Lines are everywhere, like the ones on our face; “Try Cindy Crawford’s new anti-aging skin cream “Meaningful Beauty,” or on TV, “What’s my Line?” and even waiting on line “Please wait for the next available representative, your call really matters to us” —that’s why we’ve put you on hold for the last 12 years!
Sometimes, we are already in a line only to be told; “The line starts over there buddy.”
And then there’s always the wise guy who say’s, “Don’t get out of line.” Only, I think he means it!
And then there is Disneyland (even with a fast pass!), the Post Office (where everyone wonders why people go postal?), or waiting in lines to use a restroom at sporting events and concerts (and if you’re a woman, you entered that line maybe as an acne-faced teenager, but you left the restroom as someones grandmother). And that’s only if you made it to the restroom at all.
Why, you might even have tried to sneak into the men’s room. But forget sneaking; why not just boldly walk in as my wife did—she was that desperate folks!
Even at home you hear; “Will you hurry up and get out of the bathroom—and give someone else a chance!” As you prance around like you were practicing to be on “Dancing with the Stars.”
You know, it must have all started back in school.
The P.E. teacher would put us in a line and pick two people (usually two neanderthals) to choose sides for games. If you were like me (the scrawny kid) you were always the last in line to be picked…only you weren’t picked, you were… just left…and you didn’t have a name either.
“You, skinny kid, the one no one wants, get over here. But don’t think you’re gonna play, you’re not gonna hurt our chances to win. So we are putting you in right field, no one will ever hit anything to you there.” Then everybody proceeds to hit everything there—even you, after the game…because you made so many errors and thus; cost your team the game.
Time for lunch (yes another line) and the same neanderthal you were bequeathed to during P.E. class now cuts in front of you. And worse, he demands a dollar from you for the privileged to now be—last in line. You pay. Why? Because you like living…and apparently being the last in line.
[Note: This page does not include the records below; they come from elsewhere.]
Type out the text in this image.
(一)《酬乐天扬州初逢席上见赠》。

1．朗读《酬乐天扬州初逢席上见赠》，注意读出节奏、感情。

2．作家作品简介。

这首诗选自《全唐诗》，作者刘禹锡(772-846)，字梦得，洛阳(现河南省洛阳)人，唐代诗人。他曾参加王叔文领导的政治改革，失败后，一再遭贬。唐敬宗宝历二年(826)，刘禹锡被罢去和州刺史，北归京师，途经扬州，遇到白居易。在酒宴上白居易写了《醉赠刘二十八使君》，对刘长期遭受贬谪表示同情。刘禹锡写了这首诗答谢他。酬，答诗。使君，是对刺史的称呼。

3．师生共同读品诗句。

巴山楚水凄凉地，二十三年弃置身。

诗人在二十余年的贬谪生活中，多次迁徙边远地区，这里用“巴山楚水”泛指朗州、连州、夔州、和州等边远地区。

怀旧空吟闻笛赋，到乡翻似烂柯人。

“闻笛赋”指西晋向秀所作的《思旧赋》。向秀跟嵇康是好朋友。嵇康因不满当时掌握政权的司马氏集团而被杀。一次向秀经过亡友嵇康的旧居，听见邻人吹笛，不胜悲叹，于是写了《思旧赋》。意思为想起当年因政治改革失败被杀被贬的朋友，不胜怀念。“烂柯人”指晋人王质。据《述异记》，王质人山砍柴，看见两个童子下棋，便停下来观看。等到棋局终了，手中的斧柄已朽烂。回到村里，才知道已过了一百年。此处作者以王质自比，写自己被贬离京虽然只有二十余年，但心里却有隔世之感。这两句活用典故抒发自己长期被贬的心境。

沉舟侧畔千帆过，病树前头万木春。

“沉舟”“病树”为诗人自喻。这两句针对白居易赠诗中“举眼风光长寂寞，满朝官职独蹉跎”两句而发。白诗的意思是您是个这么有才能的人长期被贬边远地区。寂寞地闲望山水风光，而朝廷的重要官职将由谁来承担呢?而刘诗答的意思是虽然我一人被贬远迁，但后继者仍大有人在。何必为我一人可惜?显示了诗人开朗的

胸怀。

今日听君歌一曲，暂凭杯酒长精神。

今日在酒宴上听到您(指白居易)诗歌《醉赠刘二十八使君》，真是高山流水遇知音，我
Now you finally make it into the school cafeteria (5 minutes before the ending bell), only to make it to the counter just as they run out of pizza (your favorite lunch at school). That leaves you in line to become the recipient of the original cold WET and SOGGY sandwich—its a leftover. No doubt it was tucked into the freezer way back in the 17th Century—and quite possibly by the Earl himself.
Drama class. Your moment comes, your up stage, its your big scene, the one you’ve rehearsed a billion times (a billion and one, if mom had anything to say about it), the spotlight hits you, and you freeze. Looking offstage, in a blind panic, you scream—”LINE PLEASE?”

After a rough week in school you’ve finally made it to the weekend. So you head off to the theater (with what few friends you have left) to see “Blazing Saddles” and there, Hedley Lamarr (Harvey Korman), says to a big guy standing in line, “Chewing gum in line…hope you brought enough for everybody?” Of course you didn’t.
Oh this is not going to end well.
But oh boy… you’re getting your drivers permit!
Well, you may have been fifteen when you got in the DMV line. However, when you leave, you are a little old gray haired man, hunched over a steering-wheel with everyone honking at you because—you are doing fifteen miles an hour…in the fast lane!
Yes, you are that guy. Way to go fella you have created a back-up (another line) in the evening commute. All because you’ve spent sixty-years (in one day) at the DMV…in another LONG line. Nothing like being a new driver.
You hate lines, and you wanna get even for having spent a lifetime in them. But how?
Go shopping. “But Paul,” you say “that means one more line!”
Well try this then. When you get in the never ending check out line, pull out a folding chair and a bell. Whip out a book, and begin reading. Upon reaching the register, tap the bell (Ping!). Close the book and lay this line on the unsuspecting checker…
“I never dreamed I’d ever be able to start and finish “Tolstoy’s “War and Peace” while waiting in line at the grocery store. Thanks for proving me wrong.”